Whole 30 Buffalo Chicken Sweet Potatoes with Veggie Ranch
I’m here to tell you that nothing saves my Whole 30 like having baked sweet potatoes on hand. This recipe has saved me when I want something that feel wholly un-Whole 30, and I’ve packed it with nutrient dense veggies so you while you may feel like you are splurging you are in fact having a wholesome meal!

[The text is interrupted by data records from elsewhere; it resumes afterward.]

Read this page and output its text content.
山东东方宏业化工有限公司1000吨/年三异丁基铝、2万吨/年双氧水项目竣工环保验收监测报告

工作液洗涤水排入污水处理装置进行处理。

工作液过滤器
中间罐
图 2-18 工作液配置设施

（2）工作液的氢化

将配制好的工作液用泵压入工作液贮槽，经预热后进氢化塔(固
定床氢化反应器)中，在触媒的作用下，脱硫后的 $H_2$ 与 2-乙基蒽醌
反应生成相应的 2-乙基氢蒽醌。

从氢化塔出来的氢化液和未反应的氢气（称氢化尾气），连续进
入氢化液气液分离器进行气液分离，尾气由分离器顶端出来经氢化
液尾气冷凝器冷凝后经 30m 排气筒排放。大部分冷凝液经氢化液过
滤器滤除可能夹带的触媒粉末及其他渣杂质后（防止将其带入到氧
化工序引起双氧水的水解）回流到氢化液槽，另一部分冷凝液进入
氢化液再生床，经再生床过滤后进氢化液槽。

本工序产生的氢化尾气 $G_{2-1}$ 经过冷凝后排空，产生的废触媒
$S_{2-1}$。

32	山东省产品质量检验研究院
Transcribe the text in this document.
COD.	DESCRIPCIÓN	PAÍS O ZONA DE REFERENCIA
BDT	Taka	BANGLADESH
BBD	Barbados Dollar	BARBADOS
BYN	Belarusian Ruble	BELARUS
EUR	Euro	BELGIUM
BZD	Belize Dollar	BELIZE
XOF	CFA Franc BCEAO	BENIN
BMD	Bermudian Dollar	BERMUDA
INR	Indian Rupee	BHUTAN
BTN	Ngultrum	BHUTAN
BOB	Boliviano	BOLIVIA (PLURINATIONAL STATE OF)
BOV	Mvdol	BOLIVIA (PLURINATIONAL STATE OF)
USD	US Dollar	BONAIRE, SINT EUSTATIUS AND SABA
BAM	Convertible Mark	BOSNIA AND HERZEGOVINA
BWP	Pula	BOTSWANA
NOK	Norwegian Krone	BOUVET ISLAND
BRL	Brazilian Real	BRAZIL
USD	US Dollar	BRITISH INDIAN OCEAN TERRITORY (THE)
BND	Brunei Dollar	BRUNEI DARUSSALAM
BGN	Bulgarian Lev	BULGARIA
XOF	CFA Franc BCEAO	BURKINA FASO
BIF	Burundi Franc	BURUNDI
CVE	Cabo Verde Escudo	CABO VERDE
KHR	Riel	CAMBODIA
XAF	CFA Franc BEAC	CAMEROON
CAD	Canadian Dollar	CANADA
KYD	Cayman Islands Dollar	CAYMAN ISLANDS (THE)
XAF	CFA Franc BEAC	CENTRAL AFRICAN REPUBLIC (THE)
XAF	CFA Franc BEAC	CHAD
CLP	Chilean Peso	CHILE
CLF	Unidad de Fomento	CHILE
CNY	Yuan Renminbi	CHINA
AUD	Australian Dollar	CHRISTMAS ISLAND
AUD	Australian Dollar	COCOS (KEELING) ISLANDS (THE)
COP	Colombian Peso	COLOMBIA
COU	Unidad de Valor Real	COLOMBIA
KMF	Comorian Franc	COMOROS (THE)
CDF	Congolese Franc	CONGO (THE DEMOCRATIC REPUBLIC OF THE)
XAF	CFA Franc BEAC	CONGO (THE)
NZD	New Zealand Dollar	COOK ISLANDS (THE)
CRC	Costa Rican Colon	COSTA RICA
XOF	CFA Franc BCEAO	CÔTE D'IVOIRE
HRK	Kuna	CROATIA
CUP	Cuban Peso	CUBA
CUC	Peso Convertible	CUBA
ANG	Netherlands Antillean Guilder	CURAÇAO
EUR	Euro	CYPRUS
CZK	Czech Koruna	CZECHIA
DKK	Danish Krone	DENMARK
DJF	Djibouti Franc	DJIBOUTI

Buffalo-Chicken Sweet Potatoes
Recipe is for 4 totally loaded, absolutely irresistible sweet potatoes
4 sweet potatoes, scrubbed and baked at 450* for 1 hour
1lb boneless skinless chicken thighs
1/4 c. chopped green pepper
1/4 c. chopped carrot
1/4 c. finely sliced celery
1/4 c. finely sliced green onion
1/2 c. Noble Made Buffalo Sauce or 4 tablespoons hot sauce whisked with 1/3 c. olive oil or clarified butter
Sprinkle the chicken thighs with a pinch of cayenne, 1/2 tsp. of salt, and a few cracks of black pepper. Steam or bake until done. Let the chicken cool for 10 minutes, then shred, and rough chop the shredded chicken. Mix all the ingredients together and load 1/4 of the chicken mixture into a split open baked sweet potato. Make sure the sweet potato is cut open lengthwise and pinch the ends and smush them toward the middle so the opening is a wide base for all the ingredients. After the sweet potatoes are stuffed, pop them back in the oven for 15 minutes at 325*, so you can prep the veggie ranch.
Veggie Ranch
1 c. homemade or store-bought Whole 30 compliant mayo
1/2 rib celery sliced thin
1/4 c. baby spinach
1/4 c. (scant) diced bell pepper
1 tbsp. chopped parsley
1 tsp. chopped dill
1 tbsp. chopped chives
juice of 1 small lemon
3 tbsp. olive oil
1 tsp. salt & a few cracks of black pepper
1 dash hot sauce (optional)
Blend all the ingredients together in a high powered blender until smooth, the mixture is GREEN and very fresh tasting. When you pull the sweet potatoes out of the oven, let them cool for a few minutes, then drizzle the ranch on top (I do it quite liberally) and enjoy!